On voit très souvent les idées gravitant autour d’une stratégie d’accession à la souveraineté comme le terrain d’une rivalité. On se dit “encore de la chicane, encore des péquisteries”. Et on se dit qu’on formerait un groupe d’une rare puissance si on s’abstenait de fendre les cheveux en quatre.
Est-ce arbitraire que ce remue-méninges, un réflexe machinal de penseurs indépendantistes ou est-ce une série de conclusions qu’on ne peut ignorer? Par exemple, l’échéancier référendaire a déjà mis le gouvernement de René Lévesque dans l’eau chaude. Il savait que pour la population en général, l’heure des comptes n’était pas arrivée pour le système politique canadien. Les Québécois étaient disposés à croire que ce système serait capable de muter pour faire une place à la nation québécoise. Aujourd’hui, se fixer un échéancier, n’est-ce pas renouveler la même erreur sous prétexte que le contexte a évolué?

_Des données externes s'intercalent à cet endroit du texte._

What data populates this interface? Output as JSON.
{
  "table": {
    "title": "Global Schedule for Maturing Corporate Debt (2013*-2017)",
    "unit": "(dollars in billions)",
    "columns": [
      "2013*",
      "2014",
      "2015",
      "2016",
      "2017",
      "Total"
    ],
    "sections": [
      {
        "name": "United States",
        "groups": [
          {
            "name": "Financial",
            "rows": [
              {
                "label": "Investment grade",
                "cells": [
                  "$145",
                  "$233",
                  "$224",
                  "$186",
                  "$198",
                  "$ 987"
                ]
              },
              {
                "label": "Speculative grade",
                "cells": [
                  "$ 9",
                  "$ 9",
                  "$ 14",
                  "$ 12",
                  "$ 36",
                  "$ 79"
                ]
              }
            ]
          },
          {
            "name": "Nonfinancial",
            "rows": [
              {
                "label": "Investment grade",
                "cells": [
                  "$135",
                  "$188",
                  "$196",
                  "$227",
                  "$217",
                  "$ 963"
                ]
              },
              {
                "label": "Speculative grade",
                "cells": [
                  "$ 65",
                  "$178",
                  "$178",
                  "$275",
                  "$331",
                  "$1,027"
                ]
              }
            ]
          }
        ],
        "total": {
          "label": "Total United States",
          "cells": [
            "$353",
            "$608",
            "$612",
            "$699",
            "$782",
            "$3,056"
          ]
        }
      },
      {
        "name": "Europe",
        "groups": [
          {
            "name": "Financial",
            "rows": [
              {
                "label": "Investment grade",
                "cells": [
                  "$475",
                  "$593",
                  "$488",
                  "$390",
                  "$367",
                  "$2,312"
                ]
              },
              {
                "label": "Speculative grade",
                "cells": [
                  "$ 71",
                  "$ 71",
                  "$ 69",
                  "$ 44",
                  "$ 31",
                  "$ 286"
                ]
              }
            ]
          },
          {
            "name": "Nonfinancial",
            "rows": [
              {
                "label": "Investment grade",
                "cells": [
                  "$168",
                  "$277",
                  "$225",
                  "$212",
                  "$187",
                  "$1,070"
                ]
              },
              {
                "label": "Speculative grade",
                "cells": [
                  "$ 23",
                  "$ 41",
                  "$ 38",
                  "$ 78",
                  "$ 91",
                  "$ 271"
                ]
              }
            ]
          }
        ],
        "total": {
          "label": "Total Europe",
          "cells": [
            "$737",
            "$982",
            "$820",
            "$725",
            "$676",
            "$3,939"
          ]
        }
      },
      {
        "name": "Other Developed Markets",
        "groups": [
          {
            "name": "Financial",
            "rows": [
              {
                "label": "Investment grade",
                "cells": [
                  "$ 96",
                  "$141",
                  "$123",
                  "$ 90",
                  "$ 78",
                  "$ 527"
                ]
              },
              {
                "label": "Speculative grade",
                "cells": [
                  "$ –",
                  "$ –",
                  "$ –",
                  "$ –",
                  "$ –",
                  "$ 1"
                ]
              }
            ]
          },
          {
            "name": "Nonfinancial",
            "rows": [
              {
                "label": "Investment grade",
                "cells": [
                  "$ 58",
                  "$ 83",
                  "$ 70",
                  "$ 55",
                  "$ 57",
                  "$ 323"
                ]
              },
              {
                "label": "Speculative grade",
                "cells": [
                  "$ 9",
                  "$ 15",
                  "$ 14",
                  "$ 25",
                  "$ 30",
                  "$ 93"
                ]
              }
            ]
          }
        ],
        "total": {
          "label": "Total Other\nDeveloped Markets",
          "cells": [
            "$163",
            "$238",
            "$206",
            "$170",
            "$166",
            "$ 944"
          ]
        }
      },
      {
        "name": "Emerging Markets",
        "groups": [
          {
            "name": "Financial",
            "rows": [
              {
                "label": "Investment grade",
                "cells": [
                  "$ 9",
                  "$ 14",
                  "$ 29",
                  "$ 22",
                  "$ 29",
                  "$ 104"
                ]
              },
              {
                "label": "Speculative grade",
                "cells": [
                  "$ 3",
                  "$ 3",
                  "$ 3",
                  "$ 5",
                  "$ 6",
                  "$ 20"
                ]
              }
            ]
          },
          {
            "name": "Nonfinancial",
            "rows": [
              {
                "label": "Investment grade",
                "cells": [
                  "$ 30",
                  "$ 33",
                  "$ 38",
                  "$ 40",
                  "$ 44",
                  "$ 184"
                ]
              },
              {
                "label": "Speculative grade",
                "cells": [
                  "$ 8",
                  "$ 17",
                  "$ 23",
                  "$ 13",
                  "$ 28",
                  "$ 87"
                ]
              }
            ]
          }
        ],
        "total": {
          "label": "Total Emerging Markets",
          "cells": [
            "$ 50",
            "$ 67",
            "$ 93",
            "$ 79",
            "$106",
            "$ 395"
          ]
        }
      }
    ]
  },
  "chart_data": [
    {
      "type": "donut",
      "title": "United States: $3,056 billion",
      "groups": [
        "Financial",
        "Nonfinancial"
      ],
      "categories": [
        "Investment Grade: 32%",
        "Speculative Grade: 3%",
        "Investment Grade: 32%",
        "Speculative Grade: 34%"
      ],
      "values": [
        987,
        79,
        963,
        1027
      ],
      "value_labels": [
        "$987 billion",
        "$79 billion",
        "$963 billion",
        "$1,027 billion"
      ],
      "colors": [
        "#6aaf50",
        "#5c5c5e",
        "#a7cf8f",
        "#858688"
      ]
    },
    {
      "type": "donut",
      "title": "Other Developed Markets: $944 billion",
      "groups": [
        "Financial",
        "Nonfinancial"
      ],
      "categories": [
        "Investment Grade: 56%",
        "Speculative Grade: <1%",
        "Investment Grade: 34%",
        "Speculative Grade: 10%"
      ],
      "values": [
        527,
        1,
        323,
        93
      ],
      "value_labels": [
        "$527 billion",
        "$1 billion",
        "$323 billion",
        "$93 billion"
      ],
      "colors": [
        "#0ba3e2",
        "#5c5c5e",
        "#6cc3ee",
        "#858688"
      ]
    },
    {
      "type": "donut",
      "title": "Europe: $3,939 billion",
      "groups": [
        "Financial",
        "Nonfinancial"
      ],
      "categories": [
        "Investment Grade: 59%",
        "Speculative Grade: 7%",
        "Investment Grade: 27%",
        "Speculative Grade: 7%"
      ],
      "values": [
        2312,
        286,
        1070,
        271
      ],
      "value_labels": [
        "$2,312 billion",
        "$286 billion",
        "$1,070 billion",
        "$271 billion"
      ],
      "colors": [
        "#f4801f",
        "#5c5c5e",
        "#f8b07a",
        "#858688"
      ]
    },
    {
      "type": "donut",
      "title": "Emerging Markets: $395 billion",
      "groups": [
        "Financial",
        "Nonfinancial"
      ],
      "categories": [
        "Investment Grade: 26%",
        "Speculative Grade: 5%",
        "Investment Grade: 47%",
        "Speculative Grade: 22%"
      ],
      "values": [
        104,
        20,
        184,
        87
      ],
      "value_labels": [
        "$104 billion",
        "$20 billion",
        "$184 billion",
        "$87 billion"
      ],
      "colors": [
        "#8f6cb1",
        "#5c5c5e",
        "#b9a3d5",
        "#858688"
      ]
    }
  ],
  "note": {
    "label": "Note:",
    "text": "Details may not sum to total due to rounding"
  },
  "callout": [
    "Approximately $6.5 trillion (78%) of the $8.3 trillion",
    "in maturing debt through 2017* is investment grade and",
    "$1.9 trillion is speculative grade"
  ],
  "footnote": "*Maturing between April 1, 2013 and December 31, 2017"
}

Doit-on compter sur une campagne référendaire bien huilée pour remporter une majorité? Ou doit-on penser qu’un référendum doit servir à consolider une majorité plutôt qu’à la produire? Nous nous souvenons des événements qui ont influé sur les résultats du premier référendum, les grandes soirées des Yvette et le grand ralliement de l’Amour pancanadien de 1995. Le moins que l’on puisse dire, c’est que des milliers d’électeurs peuvent baser les décisions politiques sur des impressions vivement senties plus que sur des raisons primordiales.
Et l’expérience nous montre que lorsque l’enjeu est grand, la campagne n’est ni contrôlée ni équilibrée.
On ne peut donc pas reprocher à Pauline Marois de ne pas vouloir montrer d’avance les étapes d’un cheminement, ce qui reviendrait à soumettre son plan aux carriéristes et aux guerriers professionnels qui foisonnent dans les couloirs gouvernementaux d’Ottawa. On ne peut pas cependant reprocher à des gens qui s’inquiètent pour le sort de l’Etat québécois de partager leurs réflexions publiquement.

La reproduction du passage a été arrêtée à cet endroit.